Figure 4. CT only enhances IL-17A production from differentiated Th17 subset

Cells were sorted with CCR6 and CXCR3 surface marker to enriched Th1 (CXCR3⁺CCR6⁻), Th17 (CXCR3⁻CCR6⁺), and Th1/17 (CXCR⁺CCR6⁺). A, The purity (upper panels) and cytokine profile (lower panels) of sorted T cells were determined by using FACScan. Cells were activated with CD3/CD28 beads for three days, re-stimulated with TPA (50ng/ml) and ionomycin (1μM), and then stained with anti-IL17A and anti-IFNγ antibodies. Data represent one from three experiments. B, The IL-17A levels in cultured supernatant were examined after 3-day activation in the absence or presence of CT (n=3, *p<0.05, **p<0.01).

Figure 5. CT promotes Th17 differentiation from naïve T cells under Th17-polarizing condition

A, Naïve CD4⁺ T cells were isolated from human peripheral blood and differentiated under IL-2 alone or Th17-polarizing culture condition (IL-1β + IL-23 co-treatment) in the presence or absence of CT for 6 days and then rested in IL-2 (10 ng/ml) supplemented condition for additional 3 more days. Cells were then re-stimulated with TPA and ionomycin, and stained with anti-IL-17A and anti-IFNγ antibodies. Data represent one from three experiments. B, Effects of CT on IL-17A production from naïve CD4⁺ T cells cultured under Th17-polarizing culture condition (IL-1β + IL-23 co-treatment). These differentiated cells were re-stimulated with anti-CD3 antibody for 2 days. The IL-17A production in cultured supernatants was examined (n=4, *p<0.05).

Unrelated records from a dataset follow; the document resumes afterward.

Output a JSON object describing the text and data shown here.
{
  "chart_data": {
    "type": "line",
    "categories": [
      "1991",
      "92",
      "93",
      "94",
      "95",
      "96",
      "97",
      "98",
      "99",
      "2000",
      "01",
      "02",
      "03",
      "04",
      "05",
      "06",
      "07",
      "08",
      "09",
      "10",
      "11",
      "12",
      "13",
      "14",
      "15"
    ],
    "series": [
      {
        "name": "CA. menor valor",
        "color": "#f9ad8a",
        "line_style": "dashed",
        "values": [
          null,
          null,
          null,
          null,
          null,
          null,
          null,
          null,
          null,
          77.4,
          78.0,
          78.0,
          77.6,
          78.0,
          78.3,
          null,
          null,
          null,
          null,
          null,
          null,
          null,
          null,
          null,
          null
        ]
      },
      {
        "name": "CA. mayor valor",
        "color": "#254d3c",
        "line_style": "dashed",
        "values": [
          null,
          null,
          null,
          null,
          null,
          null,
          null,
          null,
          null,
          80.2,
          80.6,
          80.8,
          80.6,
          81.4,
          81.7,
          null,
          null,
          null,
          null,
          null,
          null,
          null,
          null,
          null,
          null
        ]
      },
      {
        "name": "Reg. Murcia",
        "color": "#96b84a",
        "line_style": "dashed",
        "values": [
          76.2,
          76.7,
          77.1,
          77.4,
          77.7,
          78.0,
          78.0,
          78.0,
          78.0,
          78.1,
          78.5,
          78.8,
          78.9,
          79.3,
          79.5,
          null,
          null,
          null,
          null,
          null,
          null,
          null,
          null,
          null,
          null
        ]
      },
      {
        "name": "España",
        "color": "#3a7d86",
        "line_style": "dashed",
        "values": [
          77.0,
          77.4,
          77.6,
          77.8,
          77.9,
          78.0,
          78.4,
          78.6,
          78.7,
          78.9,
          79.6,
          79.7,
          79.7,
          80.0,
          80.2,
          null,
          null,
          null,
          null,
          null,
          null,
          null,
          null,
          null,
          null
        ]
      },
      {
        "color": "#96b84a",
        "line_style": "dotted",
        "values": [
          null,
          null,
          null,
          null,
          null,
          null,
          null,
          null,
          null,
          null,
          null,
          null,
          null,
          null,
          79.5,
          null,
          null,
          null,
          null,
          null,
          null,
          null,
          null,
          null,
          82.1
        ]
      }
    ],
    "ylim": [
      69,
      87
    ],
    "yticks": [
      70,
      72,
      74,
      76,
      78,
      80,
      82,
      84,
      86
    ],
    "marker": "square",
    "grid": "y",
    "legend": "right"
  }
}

Figure 6. Enhancing IL-17A production by cAMP-stimulating agents

A, T cells were stimulated with CD3/CD28 beads and treated with CT (10ng/ml) or CTB (10ng/ml). IL-17A production was examined in cultured supernatants from media, CT- or CTB-treated cells (n=5, ***p<0.001). B, Intracellular cAMP levels were examined in cell lysate from T cells by ELISA after one-hour treatment of CTB (10ng/ml), CT (10ng/ml) or PGE₂ (1μM) (n=3, ***p<0.001). C–D, CD4⁺ T cells were treated with Forskolin (FK, 3μM), dibutyl-cAMP (db-cAMP, 100μM), IBMX (100μM) and PGE2 (1μM) for 3 days under (C) Th0 or (D) Th17-polarizing conditions. The IL-17A production in culture supernatants was assayed by ELISA (n=3, *p<0.05, **p<0.01, ***p<0.001, compared to “-” group). The “-” group means that cells were not treated by any cAMP agents.

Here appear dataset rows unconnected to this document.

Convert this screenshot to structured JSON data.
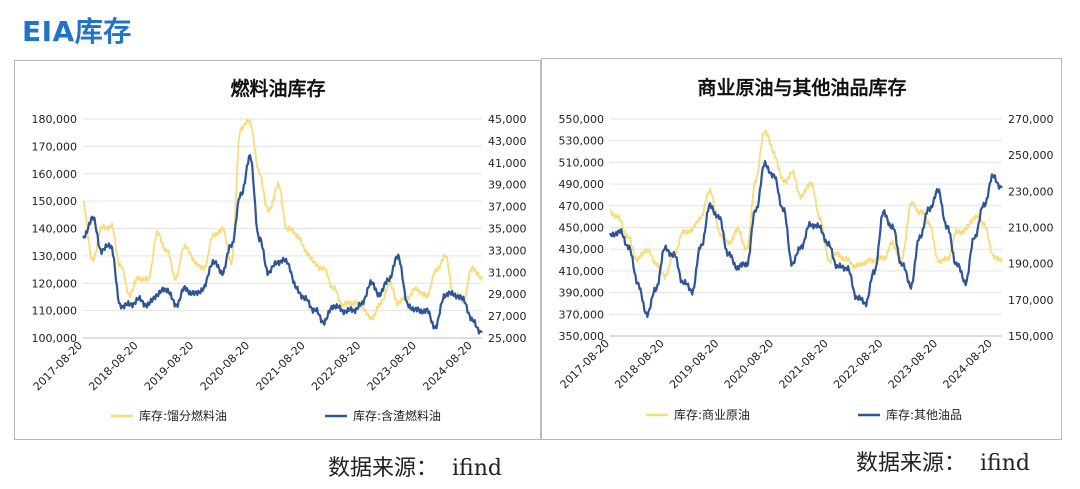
{
  "page": {
    "title": "EIA库存"
  },
  "sources": [
    {
      "label": "数据来源：",
      "value": "ifind"
    },
    {
      "label": "数据来源：",
      "value": "ifind"
    }
  ],
  "colors": {
    "yellow": "#f7dc7b",
    "blue": "#2e5597"
  },
  "chart_data": [
    {
      "type": "line",
      "title": "燃料油库存",
      "x_ticks": [
        "2017-08-20",
        "2018-08-20",
        "2019-08-20",
        "2020-08-20",
        "2021-08-20",
        "2022-08-20",
        "2023-08-20",
        "2024-08-20"
      ],
      "x_range": [
        "2017-08-20",
        "2024-10-20"
      ],
      "y_left": {
        "range": [
          100000,
          180000
        ],
        "ticks": [
          "100,000",
          "110,000",
          "120,000",
          "130,000",
          "140,000",
          "150,000",
          "160,000",
          "170,000",
          "180,000"
        ]
      },
      "y_right": {
        "range": [
          25000,
          45000
        ],
        "ticks": [
          "25,000",
          "27,000",
          "29,000",
          "31,000",
          "33,000",
          "35,000",
          "37,000",
          "39,000",
          "41,000",
          "43,000",
          "45,000"
        ]
      },
      "legend_position": "bottom",
      "series": [
        {
          "name": "库存:馏分燃料油",
          "axis": "left",
          "color": "#f7dc7b",
          "points": [
            [
              "2017-08-20",
              150000
            ],
            [
              "2017-10-20",
              128000
            ],
            [
              "2017-12-20",
              140000
            ],
            [
              "2018-02-20",
              141000
            ],
            [
              "2018-04-20",
              127000
            ],
            [
              "2018-06-20",
              116000
            ],
            [
              "2018-08-20",
              122000
            ],
            [
              "2018-10-20",
              121000
            ],
            [
              "2018-12-20",
              138000
            ],
            [
              "2019-02-20",
              132000
            ],
            [
              "2019-04-20",
              122000
            ],
            [
              "2019-06-20",
              134000
            ],
            [
              "2019-08-20",
              128000
            ],
            [
              "2019-10-20",
              125000
            ],
            [
              "2019-12-20",
              137000
            ],
            [
              "2020-02-20",
              140000
            ],
            [
              "2020-04-20",
              128000
            ],
            [
              "2020-06-20",
              177000
            ],
            [
              "2020-08-20",
              179000
            ],
            [
              "2020-10-20",
              160000
            ],
            [
              "2020-12-20",
              146000
            ],
            [
              "2021-02-20",
              156000
            ],
            [
              "2021-04-20",
              140000
            ],
            [
              "2021-06-20",
              138000
            ],
            [
              "2021-08-20",
              132000
            ],
            [
              "2021-10-20",
              127000
            ],
            [
              "2021-12-20",
              125000
            ],
            [
              "2022-02-20",
              118000
            ],
            [
              "2022-04-20",
              112000
            ],
            [
              "2022-06-20",
              113000
            ],
            [
              "2022-08-20",
              112000
            ],
            [
              "2022-10-20",
              107000
            ],
            [
              "2022-12-20",
              112000
            ],
            [
              "2023-02-20",
              120000
            ],
            [
              "2023-04-20",
              113000
            ],
            [
              "2023-06-20",
              115000
            ],
            [
              "2023-08-20",
              118000
            ],
            [
              "2023-10-20",
              115000
            ],
            [
              "2023-12-20",
              124000
            ],
            [
              "2024-02-20",
              130000
            ],
            [
              "2024-04-20",
              116000
            ],
            [
              "2024-06-20",
              114000
            ],
            [
              "2024-08-20",
              126000
            ],
            [
              "2024-10-20",
              121000
            ]
          ]
        },
        {
          "name": "库存:含渣燃料油",
          "axis": "right",
          "color": "#2e5597",
          "points": [
            [
              "2017-08-20",
              34000
            ],
            [
              "2017-10-20",
              36000
            ],
            [
              "2017-12-20",
              33000
            ],
            [
              "2018-02-20",
              33500
            ],
            [
              "2018-04-20",
              28000
            ],
            [
              "2018-06-20",
              28000
            ],
            [
              "2018-08-20",
              28500
            ],
            [
              "2018-10-20",
              28000
            ],
            [
              "2018-12-20",
              29000
            ],
            [
              "2019-02-20",
              29500
            ],
            [
              "2019-04-20",
              28000
            ],
            [
              "2019-06-20",
              29500
            ],
            [
              "2019-08-20",
              29000
            ],
            [
              "2019-10-20",
              29500
            ],
            [
              "2019-12-20",
              32000
            ],
            [
              "2020-02-20",
              31000
            ],
            [
              "2020-04-20",
              33500
            ],
            [
              "2020-06-20",
              38000
            ],
            [
              "2020-08-20",
              41500
            ],
            [
              "2020-10-20",
              34000
            ],
            [
              "2020-12-20",
              31000
            ],
            [
              "2021-02-20",
              32000
            ],
            [
              "2021-04-20",
              32000
            ],
            [
              "2021-06-20",
              29500
            ],
            [
              "2021-08-20",
              28500
            ],
            [
              "2021-10-20",
              27500
            ],
            [
              "2021-12-20",
              26500
            ],
            [
              "2022-02-20",
              28000
            ],
            [
              "2022-04-20",
              27500
            ],
            [
              "2022-06-20",
              27500
            ],
            [
              "2022-08-20",
              28000
            ],
            [
              "2022-10-20",
              30000
            ],
            [
              "2022-12-20",
              29000
            ],
            [
              "2023-02-20",
              30500
            ],
            [
              "2023-04-20",
              32500
            ],
            [
              "2023-06-20",
              28000
            ],
            [
              "2023-08-20",
              27500
            ],
            [
              "2023-10-20",
              27500
            ],
            [
              "2023-12-20",
              26000
            ],
            [
              "2024-02-20",
              29000
            ],
            [
              "2024-04-20",
              29000
            ],
            [
              "2024-06-20",
              28500
            ],
            [
              "2024-08-20",
              26500
            ],
            [
              "2024-10-20",
              25500
            ]
          ]
        }
      ]
    },
    {
      "type": "line",
      "title": "商业原油与其他油品库存",
      "x_ticks": [
        "2017-08-20",
        "2018-08-20",
        "2019-08-20",
        "2020-08-20",
        "2021-08-20",
        "2022-08-20",
        "2023-08-20",
        "2024-08-20"
      ],
      "x_range": [
        "2017-08-20",
        "2024-10-20"
      ],
      "y_left": {
        "range": [
          350000,
          550000
        ],
        "ticks": [
          "350,000",
          "370,000",
          "390,000",
          "410,000",
          "430,000",
          "450,000",
          "470,000",
          "490,000",
          "510,000",
          "530,000",
          "550,000"
        ]
      },
      "y_right": {
        "range": [
          150000,
          270000
        ],
        "ticks": [
          "150,000",
          "170,000",
          "190,000",
          "210,000",
          "230,000",
          "250,000",
          "270,000"
        ]
      },
      "legend_position": "bottom",
      "series": [
        {
          "name": "库存:商业原油",
          "axis": "left",
          "color": "#f7dc7b",
          "points": [
            [
              "2017-08-20",
              465000
            ],
            [
              "2017-10-20",
              458000
            ],
            [
              "2017-12-20",
              440000
            ],
            [
              "2018-02-20",
              420000
            ],
            [
              "2018-04-20",
              430000
            ],
            [
              "2018-06-20",
              418000
            ],
            [
              "2018-08-20",
              405000
            ],
            [
              "2018-10-20",
              425000
            ],
            [
              "2018-12-20",
              445000
            ],
            [
              "2019-02-20",
              448000
            ],
            [
              "2019-04-20",
              460000
            ],
            [
              "2019-06-20",
              485000
            ],
            [
              "2019-08-20",
              445000
            ],
            [
              "2019-10-20",
              435000
            ],
            [
              "2019-12-20",
              448000
            ],
            [
              "2020-02-20",
              430000
            ],
            [
              "2020-04-20",
              495000
            ],
            [
              "2020-06-20",
              540000
            ],
            [
              "2020-08-20",
              518000
            ],
            [
              "2020-10-20",
              492000
            ],
            [
              "2020-12-20",
              500000
            ],
            [
              "2021-02-20",
              478000
            ],
            [
              "2021-04-20",
              492000
            ],
            [
              "2021-06-20",
              460000
            ],
            [
              "2021-08-20",
              420000
            ],
            [
              "2021-10-20",
              425000
            ],
            [
              "2021-12-20",
              420000
            ],
            [
              "2022-02-20",
              414000
            ],
            [
              "2022-04-20",
              418000
            ],
            [
              "2022-06-20",
              420000
            ],
            [
              "2022-08-20",
              422000
            ],
            [
              "2022-10-20",
              435000
            ],
            [
              "2022-12-20",
              420000
            ],
            [
              "2023-02-20",
              472000
            ],
            [
              "2023-04-20",
              465000
            ],
            [
              "2023-06-20",
              455000
            ],
            [
              "2023-08-20",
              420000
            ],
            [
              "2023-10-20",
              420000
            ],
            [
              "2023-12-20",
              445000
            ],
            [
              "2024-02-20",
              448000
            ],
            [
              "2024-04-20",
              460000
            ],
            [
              "2024-06-20",
              455000
            ],
            [
              "2024-08-20",
              425000
            ],
            [
              "2024-10-20",
              418000
            ]
          ]
        },
        {
          "name": "库存:其他油品",
          "axis": "right",
          "color": "#2e5597",
          "points": [
            [
              "2017-08-20",
              205000
            ],
            [
              "2017-10-20",
              208000
            ],
            [
              "2017-12-20",
              200000
            ],
            [
              "2018-02-20",
              180000
            ],
            [
              "2018-04-20",
              162000
            ],
            [
              "2018-06-20",
              175000
            ],
            [
              "2018-08-20",
              198000
            ],
            [
              "2018-10-20",
              195000
            ],
            [
              "2018-12-20",
              180000
            ],
            [
              "2019-02-20",
              175000
            ],
            [
              "2019-04-20",
              200000
            ],
            [
              "2019-06-20",
              222000
            ],
            [
              "2019-08-20",
              215000
            ],
            [
              "2019-10-20",
              195000
            ],
            [
              "2019-12-20",
              188000
            ],
            [
              "2020-02-20",
              190000
            ],
            [
              "2020-04-20",
              220000
            ],
            [
              "2020-06-20",
              245000
            ],
            [
              "2020-08-20",
              238000
            ],
            [
              "2020-10-20",
              220000
            ],
            [
              "2020-12-20",
              190000
            ],
            [
              "2021-02-20",
              200000
            ],
            [
              "2021-04-20",
              212000
            ],
            [
              "2021-06-20",
              210000
            ],
            [
              "2021-08-20",
              200000
            ],
            [
              "2021-10-20",
              188000
            ],
            [
              "2021-12-20",
              188000
            ],
            [
              "2022-02-20",
              172000
            ],
            [
              "2022-04-20",
              168000
            ],
            [
              "2022-06-20",
              185000
            ],
            [
              "2022-08-20",
              218000
            ],
            [
              "2022-10-20",
              210000
            ],
            [
              "2022-12-20",
              190000
            ],
            [
              "2023-02-20",
              178000
            ],
            [
              "2023-04-20",
              205000
            ],
            [
              "2023-06-20",
              220000
            ],
            [
              "2023-08-20",
              230000
            ],
            [
              "2023-10-20",
              210000
            ],
            [
              "2023-12-20",
              190000
            ],
            [
              "2024-02-20",
              180000
            ],
            [
              "2024-04-20",
              205000
            ],
            [
              "2024-06-20",
              222000
            ],
            [
              "2024-08-20",
              238000
            ],
            [
              "2024-10-20",
              232000
            ]
          ]
        }
      ]
    }
  ]
}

Figure 7. CT directly enhances the IL-17A promoter activity dependent of cis-element CRE

A, A schematic representation of the hIL17A promoter depicting cAMP-responsive element motifs used for wild type and mutated promoter constructs. B, Jurkat cells were transfected with indicated plasmids (vector, IL17p/WT, and CREmt) and pRL-TK using lipofectamine 2000. One day after transfection, transfected cells were treated with CT for four hours under the stimulation of TPA and ionomycin and the luciferase activity were measured. Luciferase activity was displayed as relative activity normalized with Renilla luciferase activity. Data represent three independent experiments (n=3, **p<0.01). C–D, Primary T cells were stimulated for 16–18 hours and nucleofected individually with indicated plasmids (vector, IL17p/WT, and CREmt) and pRL-CMV. After 6hr recovery, cells were treated with CT for extra 18 hours under CD3/28 activation. Cell lysate were examined by luciferase reporter assay after the restimulation with TPA and ionomycin for four hours (D, n=3, *p<0.05, **p<0.01).

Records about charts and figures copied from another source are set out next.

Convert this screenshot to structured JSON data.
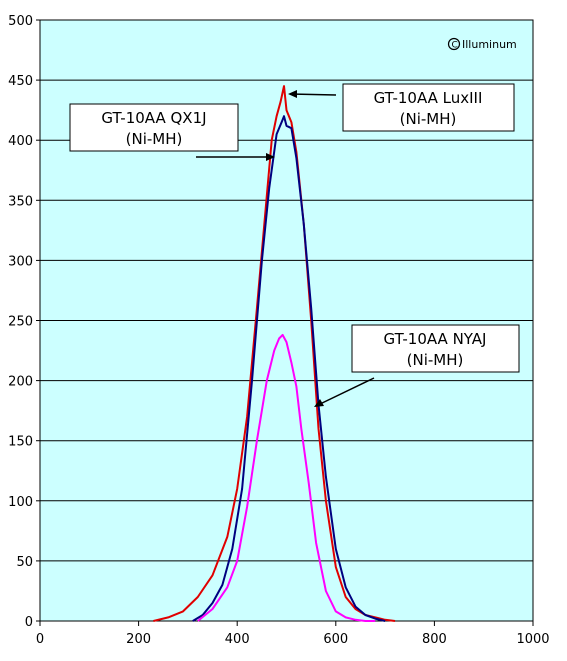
{
  "chart_data": {
    "type": "line",
    "watermark": "Illuminum",
    "xlim": [
      0,
      1000
    ],
    "ylim": [
      0,
      500
    ],
    "xticks": [
      0,
      200,
      400,
      600,
      800,
      1000
    ],
    "yticks": [
      0,
      50,
      100,
      150,
      200,
      250,
      300,
      350,
      400,
      450,
      500
    ],
    "grid": "horizontal",
    "plot_background": "#ccffff",
    "series": [
      {
        "label": [
          "GT-10AA LuxIII",
          "(Ni-MH)"
        ],
        "color": "#e00000",
        "x": [
          230,
          260,
          290,
          320,
          350,
          380,
          400,
          420,
          440,
          455,
          470,
          480,
          488,
          495,
          500,
          510,
          520,
          535,
          550,
          565,
          580,
          600,
          620,
          640,
          660,
          680,
          700,
          720
        ],
        "y": [
          0,
          3,
          8,
          20,
          38,
          70,
          110,
          170,
          260,
          330,
          400,
          420,
          432,
          445,
          425,
          415,
          390,
          330,
          250,
          160,
          100,
          45,
          20,
          10,
          5,
          3,
          1,
          0
        ]
      },
      {
        "label": [
          "GT-10AA QX1J",
          "(Ni-MH)"
        ],
        "color": "#000080",
        "x": [
          310,
          330,
          350,
          370,
          390,
          410,
          430,
          450,
          465,
          480,
          490,
          495,
          500,
          510,
          520,
          535,
          550,
          565,
          580,
          600,
          620,
          640,
          660,
          680,
          700
        ],
        "y": [
          0,
          5,
          15,
          30,
          60,
          110,
          200,
          300,
          360,
          405,
          415,
          420,
          412,
          410,
          385,
          330,
          260,
          180,
          120,
          60,
          28,
          12,
          5,
          2,
          0
        ]
      },
      {
        "label": [
          "GT-10AA NYAJ",
          "(Ni-MH)"
        ],
        "color": "#ff00ff",
        "x": [
          320,
          350,
          380,
          400,
          420,
          440,
          460,
          475,
          485,
          492,
          500,
          510,
          520,
          530,
          545,
          560,
          580,
          600,
          620,
          640,
          660,
          680
        ],
        "y": [
          0,
          10,
          28,
          50,
          95,
          150,
          200,
          225,
          235,
          238,
          232,
          215,
          195,
          160,
          115,
          65,
          25,
          8,
          3,
          1,
          0,
          0
        ]
      }
    ]
  }
}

Figure 8. IL-12 modulates the effect of CT on T cells

Cells were treated with the combination of CT (10 ng/ml) and IL-12 (10 ng/ml) for three days and then re-stimulated with TPA and ionomycin. A, Re-stimulated T cells were stained with anti-IL-17A and anti-IFNγ antibodies. Data shown represent three independent experiments with similar results. B, IL-17A production was assessed by ELISA (n=6, *p< 0.05).